Question: A hydrogen-like atom in ground state absorbs n protons having the same energy and it emits exactly n...

Question

A hydrogen-like atom in ground state absorbs n protons having the same energy and it emits exactly n photons when electrons transition takes place. Then, the energy of the absorbed photon may be :
(This question has multiple correct options)
(A) 91.8 eV
(B) 40.8 eV
(C) 48.4 eV
(D) 54.4 eV

Answer 1

Solution

The energy related with the absorption or emission of photon can be given by following equation
$\Delta E = {R_H} \cdot {Z^2}\left( {\dfrac{1}{{{n_i}^2}} - \dfrac{1}{{{n_f}^2}}} \right)J$
Where Z is the atomic number and ${R_H}$ is Rydberg constant

Complete step by step solution:
We are given that the atom is like hydrogen and we will find the possible energy of the absorbed photon.
- Bohr gave the energy related with the absorption and emission of the photon in the atoms which has electronic configuration like hydrogen. So, the energy related with the hydrogen like species can be given by
$\Delta E = {R_H} \cdot {Z^2}\left( {\dfrac{1}{{{n_i}^2}} - \dfrac{1}{{{n_f}^2}}} \right)J$
where Z is the atomic number and n is the principal quantum number and ${R_H}$ is Rydberg constant which has the value $2.18 \times {10^{ - 18}}$ .
So, we can rewrite the above equation as
$\Delta E = 2.18 \times {10^{ - 18}} \cdot {Z^2}\left( {\dfrac{1}{{{n_i}^2}} - \dfrac{1}{{{n_f}^2}}} \right)J{\text{ }}$
Now, as the hydrogen like species absorbs photons and also emits n photons, the transition must have taken place from 1 to 2. So, putting that value in equation (1) will give
$\Delta E = 2.18 \times {10^{ - 18}} \cdot {Z^2}\left( {\dfrac{1}{{{1^2}}} - \dfrac{1}{{{2^2}}}} \right)J{\text{ }}$
So,
$\Delta E = 2.18 \times {10^{ - 18}} \cdot {Z^2}\left( {\dfrac{3}{4}} \right)J{\text{ }}$
Thus, we can write that
$\Delta E = 16.35 \times {10^{ - 19}} \cdot {Z^2}J$
Now, we are given the energies in the eV unit.
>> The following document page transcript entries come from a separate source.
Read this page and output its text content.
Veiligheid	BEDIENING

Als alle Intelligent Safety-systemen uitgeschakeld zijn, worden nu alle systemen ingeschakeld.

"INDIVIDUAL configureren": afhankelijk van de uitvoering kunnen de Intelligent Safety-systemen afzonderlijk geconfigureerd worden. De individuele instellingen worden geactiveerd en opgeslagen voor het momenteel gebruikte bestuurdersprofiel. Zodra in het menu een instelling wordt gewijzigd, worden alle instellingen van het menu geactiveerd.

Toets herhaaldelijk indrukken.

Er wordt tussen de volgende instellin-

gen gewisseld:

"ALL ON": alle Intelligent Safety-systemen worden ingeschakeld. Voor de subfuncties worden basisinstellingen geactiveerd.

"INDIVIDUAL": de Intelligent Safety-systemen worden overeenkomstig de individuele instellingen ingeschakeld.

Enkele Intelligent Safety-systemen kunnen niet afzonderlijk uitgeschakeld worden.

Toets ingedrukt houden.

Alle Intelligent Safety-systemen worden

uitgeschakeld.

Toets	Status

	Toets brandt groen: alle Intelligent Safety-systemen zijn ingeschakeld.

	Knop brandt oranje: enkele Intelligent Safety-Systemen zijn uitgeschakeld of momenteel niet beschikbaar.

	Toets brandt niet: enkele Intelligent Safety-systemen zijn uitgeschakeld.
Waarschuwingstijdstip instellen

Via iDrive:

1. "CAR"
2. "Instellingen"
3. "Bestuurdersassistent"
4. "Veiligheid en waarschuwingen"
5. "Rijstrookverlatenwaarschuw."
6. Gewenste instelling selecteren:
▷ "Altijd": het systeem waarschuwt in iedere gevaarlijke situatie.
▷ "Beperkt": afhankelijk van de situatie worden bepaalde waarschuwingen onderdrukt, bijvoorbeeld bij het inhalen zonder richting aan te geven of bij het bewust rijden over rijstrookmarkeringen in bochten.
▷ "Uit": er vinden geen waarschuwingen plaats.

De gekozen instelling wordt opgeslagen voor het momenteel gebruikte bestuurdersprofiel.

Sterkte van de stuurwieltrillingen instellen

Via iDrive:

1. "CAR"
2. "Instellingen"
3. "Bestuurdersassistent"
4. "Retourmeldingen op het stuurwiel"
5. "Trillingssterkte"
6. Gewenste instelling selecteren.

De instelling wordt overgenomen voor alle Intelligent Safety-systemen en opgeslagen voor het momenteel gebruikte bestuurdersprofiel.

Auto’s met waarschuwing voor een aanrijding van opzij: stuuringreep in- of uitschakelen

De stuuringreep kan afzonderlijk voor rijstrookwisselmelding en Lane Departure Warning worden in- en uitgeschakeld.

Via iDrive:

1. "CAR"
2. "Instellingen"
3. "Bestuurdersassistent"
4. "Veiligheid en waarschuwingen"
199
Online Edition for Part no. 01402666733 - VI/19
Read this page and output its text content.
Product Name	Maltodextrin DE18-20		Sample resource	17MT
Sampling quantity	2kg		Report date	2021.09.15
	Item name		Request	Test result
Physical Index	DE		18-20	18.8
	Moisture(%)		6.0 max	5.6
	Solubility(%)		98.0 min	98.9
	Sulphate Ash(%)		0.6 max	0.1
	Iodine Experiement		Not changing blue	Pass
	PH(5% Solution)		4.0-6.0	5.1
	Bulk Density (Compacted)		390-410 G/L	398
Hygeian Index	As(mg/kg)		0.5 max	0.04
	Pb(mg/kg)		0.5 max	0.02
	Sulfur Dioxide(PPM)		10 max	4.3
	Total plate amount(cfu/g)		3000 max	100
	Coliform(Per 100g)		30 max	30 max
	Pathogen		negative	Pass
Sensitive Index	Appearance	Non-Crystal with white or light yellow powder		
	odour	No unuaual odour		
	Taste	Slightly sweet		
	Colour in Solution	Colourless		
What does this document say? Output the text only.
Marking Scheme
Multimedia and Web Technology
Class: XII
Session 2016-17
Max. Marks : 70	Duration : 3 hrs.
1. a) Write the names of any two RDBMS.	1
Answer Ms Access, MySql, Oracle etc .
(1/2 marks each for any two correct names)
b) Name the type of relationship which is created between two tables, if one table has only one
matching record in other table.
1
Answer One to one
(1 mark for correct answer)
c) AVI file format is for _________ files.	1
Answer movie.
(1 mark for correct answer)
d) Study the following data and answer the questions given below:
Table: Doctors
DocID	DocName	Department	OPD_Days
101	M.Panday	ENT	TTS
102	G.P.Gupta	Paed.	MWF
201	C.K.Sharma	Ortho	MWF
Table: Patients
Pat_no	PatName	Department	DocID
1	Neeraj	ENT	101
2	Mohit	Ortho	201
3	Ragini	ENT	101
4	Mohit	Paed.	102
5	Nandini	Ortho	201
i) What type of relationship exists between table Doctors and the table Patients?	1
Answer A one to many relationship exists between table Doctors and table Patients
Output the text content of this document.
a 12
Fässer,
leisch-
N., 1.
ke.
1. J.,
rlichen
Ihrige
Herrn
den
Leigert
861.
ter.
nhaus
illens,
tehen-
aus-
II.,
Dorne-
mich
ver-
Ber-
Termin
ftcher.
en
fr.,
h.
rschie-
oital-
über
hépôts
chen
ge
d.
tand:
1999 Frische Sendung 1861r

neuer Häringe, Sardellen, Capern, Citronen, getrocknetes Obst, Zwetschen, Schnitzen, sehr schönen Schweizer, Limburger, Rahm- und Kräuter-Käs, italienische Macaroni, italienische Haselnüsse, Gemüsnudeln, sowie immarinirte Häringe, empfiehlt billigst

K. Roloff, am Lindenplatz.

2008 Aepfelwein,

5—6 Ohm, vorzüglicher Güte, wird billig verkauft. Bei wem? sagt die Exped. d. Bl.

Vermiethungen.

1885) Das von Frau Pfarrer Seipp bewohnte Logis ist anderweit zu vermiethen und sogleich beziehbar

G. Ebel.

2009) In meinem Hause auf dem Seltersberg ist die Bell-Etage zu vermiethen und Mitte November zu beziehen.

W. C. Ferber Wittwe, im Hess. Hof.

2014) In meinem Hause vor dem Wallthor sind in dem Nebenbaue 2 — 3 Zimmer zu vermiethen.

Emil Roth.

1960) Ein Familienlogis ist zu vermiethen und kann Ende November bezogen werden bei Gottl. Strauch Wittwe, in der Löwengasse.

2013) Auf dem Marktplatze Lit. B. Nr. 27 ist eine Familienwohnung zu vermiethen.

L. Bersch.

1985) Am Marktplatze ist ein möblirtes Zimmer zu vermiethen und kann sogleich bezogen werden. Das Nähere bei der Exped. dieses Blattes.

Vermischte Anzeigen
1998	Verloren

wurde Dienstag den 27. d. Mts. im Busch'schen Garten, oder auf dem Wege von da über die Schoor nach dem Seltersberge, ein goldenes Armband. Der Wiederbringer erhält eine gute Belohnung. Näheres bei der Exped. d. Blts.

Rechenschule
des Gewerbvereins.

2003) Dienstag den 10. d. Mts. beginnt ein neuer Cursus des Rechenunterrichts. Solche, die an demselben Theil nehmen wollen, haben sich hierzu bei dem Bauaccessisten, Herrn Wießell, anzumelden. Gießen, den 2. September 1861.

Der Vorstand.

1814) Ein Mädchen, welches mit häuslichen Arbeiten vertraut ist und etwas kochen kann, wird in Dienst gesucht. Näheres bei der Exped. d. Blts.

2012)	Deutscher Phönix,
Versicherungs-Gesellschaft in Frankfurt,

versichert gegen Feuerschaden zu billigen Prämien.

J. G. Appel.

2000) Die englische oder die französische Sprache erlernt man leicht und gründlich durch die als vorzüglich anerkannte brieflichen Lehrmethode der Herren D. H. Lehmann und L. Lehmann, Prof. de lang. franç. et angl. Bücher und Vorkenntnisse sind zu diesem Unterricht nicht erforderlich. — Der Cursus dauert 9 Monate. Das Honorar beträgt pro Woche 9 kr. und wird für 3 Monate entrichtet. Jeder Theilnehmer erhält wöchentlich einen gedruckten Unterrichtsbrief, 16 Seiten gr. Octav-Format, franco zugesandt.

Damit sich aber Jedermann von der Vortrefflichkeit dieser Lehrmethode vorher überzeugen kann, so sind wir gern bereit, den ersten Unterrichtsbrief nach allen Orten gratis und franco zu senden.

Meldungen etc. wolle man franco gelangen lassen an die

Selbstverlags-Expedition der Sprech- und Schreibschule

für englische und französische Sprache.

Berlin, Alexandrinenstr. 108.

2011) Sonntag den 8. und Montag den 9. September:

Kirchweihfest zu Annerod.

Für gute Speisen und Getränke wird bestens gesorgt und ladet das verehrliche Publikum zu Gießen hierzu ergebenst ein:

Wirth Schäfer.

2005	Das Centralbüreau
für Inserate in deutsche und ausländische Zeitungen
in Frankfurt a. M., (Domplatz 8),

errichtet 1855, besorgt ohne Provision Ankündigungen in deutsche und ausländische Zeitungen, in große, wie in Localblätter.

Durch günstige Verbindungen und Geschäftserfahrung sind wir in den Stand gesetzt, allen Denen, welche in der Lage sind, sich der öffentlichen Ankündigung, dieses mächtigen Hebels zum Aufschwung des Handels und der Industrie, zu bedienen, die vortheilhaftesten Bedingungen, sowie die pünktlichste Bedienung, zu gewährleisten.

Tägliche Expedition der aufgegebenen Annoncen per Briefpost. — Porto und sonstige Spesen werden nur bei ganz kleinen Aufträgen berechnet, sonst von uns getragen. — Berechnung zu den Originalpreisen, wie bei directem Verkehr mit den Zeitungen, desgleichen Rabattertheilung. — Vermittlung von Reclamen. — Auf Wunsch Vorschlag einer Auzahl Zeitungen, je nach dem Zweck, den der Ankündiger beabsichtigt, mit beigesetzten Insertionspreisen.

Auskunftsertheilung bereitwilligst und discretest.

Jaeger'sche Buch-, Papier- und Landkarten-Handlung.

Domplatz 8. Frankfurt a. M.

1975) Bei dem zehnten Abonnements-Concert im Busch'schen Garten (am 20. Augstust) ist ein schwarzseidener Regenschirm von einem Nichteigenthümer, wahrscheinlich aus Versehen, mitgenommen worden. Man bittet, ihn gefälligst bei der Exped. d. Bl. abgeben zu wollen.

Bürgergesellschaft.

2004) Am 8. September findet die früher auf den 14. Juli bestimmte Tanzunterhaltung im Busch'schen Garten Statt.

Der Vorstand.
So, let’s convert the unit of energy from J to eV.
We know that $1.6 \times {10^{ - 19}}$ J= 1 eV
So, 16.35 $\times {10^{ - 19}} \cdot {Z^2}J$ = $\dfrac{{16.35 \times {{10}^{ - 19}}}}{{1.6 \times {{10}^{ - 19}}}} = 10.21 \cdot {Z^2}$ eV
So, we obtained that the energy is $10.21 \cdot {Z^2}$ eV.
Now, Z is the atomic number. So, for the hydrogen-like species, the atomic number may be 2,3,…etc.
- If we put 2, then $\Delta E = 10.21 \cdot {Z^2} = 10.21{(2)^2} = 40.8eV$
- If we put 3, then $\Delta E = 10.21{(Z)^2} = 10.21{(3)^2} = 91.8eV$

Hence, we can say that both options (A) and (B) are correct.

Note: Note that the ions like $H{e^ + },L{i^{2 + }}$ have electronic configuration same as hydrogen and hence they can be called hydrogen-like species. So, in the case of $H{e^ + }$ , Z is 2 and in case of $L{i^{2 + }}$ , Z is 3.